Bearbeitet von Ulrike Bodemann

KdiH-Band 3

Im ›Schichtbuch‹ Hermann Botes geht es nicht um eine kontinuierliche Darstellung der Braunschweiger Stadtgeschichte, sondern um eine zwischen 1510 und 1514 entstandene Folge in sich abgeschlossener Berichte über zunächst vier Aufstände gegen den Braunschweiger Rat (›Schichten‹): 1. die schicht der gildemester 1292–94, 2. die schicht des rades 1374–86, 3. die schicht der unhorse borger 1445–1447, 4. die schicht Ludeke Hollandes 1488–90. In diese Chronologie eingegliedert ist das Kapitel über den papen krich von 1413 zwischen Klerus und Stadt, die Einrichtung von Schulen betreffend; es folgt ein Bericht über die Geschichte der Münzwährung Van der pagemunte und dann, als Nachtrag, eine fünfte ›Schicht‹: der Uployp van twen schoten 1513–14. Scheinbar ohne Zusammenhang schließt sich dem ein zweiteiliges Wappenbuch an, in das ein Verzeichnis der Kirchen und Klöster in der Stadt inseriert ist. Blume (1985) u. a. sehen im Schichtbuch trotz der nicht zu leugnenden Heterogenität der Ausführung eine konzeptionelle Einheit: Erzählende Kapitel (›Schichten‹) erhalten durch die anschließenden, die lokalen Begleitumstände dokumentierenden Kapitel (Van der pagemunte, Kirchen- und Klösterverzeichnis, Wappenbuch) einen Hintergrund, vor dem die Schilderung der einzelnen Konflikte Sinn und Plastizität gewinnen.

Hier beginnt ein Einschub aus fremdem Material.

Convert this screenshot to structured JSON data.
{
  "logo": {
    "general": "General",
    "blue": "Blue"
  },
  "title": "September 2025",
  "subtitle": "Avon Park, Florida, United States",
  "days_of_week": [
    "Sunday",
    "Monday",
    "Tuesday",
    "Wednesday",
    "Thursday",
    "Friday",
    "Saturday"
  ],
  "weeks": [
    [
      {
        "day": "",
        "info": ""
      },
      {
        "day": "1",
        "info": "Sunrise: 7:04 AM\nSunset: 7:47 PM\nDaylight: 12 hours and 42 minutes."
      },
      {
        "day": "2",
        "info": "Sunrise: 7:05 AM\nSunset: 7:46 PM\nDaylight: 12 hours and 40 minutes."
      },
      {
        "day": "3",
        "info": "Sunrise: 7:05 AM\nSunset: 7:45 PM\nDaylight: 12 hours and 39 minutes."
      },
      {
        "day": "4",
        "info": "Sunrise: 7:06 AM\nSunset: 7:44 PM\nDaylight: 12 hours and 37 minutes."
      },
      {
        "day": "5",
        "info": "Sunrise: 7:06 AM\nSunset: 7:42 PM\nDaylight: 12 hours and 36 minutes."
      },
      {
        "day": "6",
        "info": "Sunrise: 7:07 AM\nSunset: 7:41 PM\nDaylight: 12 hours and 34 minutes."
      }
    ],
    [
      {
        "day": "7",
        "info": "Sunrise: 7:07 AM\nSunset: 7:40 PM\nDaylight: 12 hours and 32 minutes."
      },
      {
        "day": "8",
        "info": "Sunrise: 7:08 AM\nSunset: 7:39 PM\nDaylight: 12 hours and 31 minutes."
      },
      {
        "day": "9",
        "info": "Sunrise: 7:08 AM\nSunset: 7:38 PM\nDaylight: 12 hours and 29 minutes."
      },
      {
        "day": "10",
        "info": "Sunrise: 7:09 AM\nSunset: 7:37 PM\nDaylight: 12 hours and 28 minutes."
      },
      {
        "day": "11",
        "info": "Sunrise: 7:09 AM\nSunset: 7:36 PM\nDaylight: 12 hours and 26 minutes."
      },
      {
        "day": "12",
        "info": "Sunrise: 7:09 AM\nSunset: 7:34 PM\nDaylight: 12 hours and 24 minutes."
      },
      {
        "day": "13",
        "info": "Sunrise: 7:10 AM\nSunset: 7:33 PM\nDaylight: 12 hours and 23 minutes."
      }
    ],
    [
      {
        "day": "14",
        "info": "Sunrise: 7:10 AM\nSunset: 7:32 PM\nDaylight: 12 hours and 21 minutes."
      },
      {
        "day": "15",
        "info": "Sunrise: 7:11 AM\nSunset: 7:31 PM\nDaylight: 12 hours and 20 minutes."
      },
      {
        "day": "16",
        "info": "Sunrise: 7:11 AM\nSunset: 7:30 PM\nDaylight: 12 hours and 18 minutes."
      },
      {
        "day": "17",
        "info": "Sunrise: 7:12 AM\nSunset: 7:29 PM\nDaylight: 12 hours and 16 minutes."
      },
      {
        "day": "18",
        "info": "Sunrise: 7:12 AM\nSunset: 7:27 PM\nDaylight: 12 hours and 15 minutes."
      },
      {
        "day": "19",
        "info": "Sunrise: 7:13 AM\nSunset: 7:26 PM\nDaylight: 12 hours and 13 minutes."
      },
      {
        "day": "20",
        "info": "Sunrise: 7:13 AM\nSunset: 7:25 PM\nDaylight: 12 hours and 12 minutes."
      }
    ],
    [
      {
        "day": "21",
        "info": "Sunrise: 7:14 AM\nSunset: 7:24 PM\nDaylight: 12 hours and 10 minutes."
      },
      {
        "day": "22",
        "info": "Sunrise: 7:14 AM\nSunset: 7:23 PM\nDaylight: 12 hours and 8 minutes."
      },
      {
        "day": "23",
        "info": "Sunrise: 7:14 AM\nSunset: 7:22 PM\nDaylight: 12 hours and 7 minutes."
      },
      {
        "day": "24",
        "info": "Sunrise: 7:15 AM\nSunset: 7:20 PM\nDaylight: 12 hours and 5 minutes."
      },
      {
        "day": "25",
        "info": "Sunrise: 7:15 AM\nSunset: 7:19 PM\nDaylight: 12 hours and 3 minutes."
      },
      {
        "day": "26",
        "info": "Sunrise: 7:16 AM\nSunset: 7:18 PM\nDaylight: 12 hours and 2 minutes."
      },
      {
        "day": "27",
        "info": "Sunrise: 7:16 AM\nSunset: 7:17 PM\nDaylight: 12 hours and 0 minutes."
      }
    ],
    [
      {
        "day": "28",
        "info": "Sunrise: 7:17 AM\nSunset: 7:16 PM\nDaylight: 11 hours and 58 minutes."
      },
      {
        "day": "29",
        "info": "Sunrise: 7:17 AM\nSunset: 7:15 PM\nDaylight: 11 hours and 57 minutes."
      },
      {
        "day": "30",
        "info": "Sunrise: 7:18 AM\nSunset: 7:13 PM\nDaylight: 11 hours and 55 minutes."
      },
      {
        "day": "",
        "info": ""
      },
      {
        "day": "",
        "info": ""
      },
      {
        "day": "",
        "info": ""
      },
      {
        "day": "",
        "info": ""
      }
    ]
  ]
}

Botes Autograph allerdings, das in der Handschrift Wolfenbüttel, Herzog August Bibliothek, Cod. Guelf. 120 Extravag. erhalten ist (siehe Nr. 26B.6.1.), spricht nicht für eine von vornherein so durchgeplante Anlage. Nicht nur die Benutzung sehr unterschiedlicher Papiersorten, sondern auch die Bezeichnung der Lagen und Blätter mit divergierenden Signatursystemen bezeugen, daß die Handschrift aus mindestens zwei zunächst vielleicht selbständigen Teilen zusammengefügt worden ist. Jeweils eine Einheit bilden das Schichtbuch (einschließlich Van der Pagemunte: signierte Lagen, Blatt 1–160) und der Bericht über die geistlichen Stiftungen zusammen mit dem jetzt zweiten Teil des Wappenbuchs (unsignierte Lagen, Blatt 177–253, zur Fortsetzung vorgesehen bis Blatt 270, Blattsignaturen in Kleinbuchstaben, allerdings mit Unterbrechungen). Die erste Einheit, in die eine zweite Hand Urkundenabschriften von 1510 und 1513 nachgetragen hat (110v–112r, 158v–159r), ergänzte Bote um eine Lage mit einer separaten Wappensammlung; ein ursprünglich vielleicht selbständiges Einzelblatt (271) mit einer Zeichnung Botes bildet den Abschluß der zweiten Einheit bzw. der Handschrift insgesamt. Auf die leeren Blätter im Anschluß an den zweiten Teil des Wappenbuchs (Blatt 254r–266v) hat ein Benutzer oder Besitzer Zeichnungen nachgetragen.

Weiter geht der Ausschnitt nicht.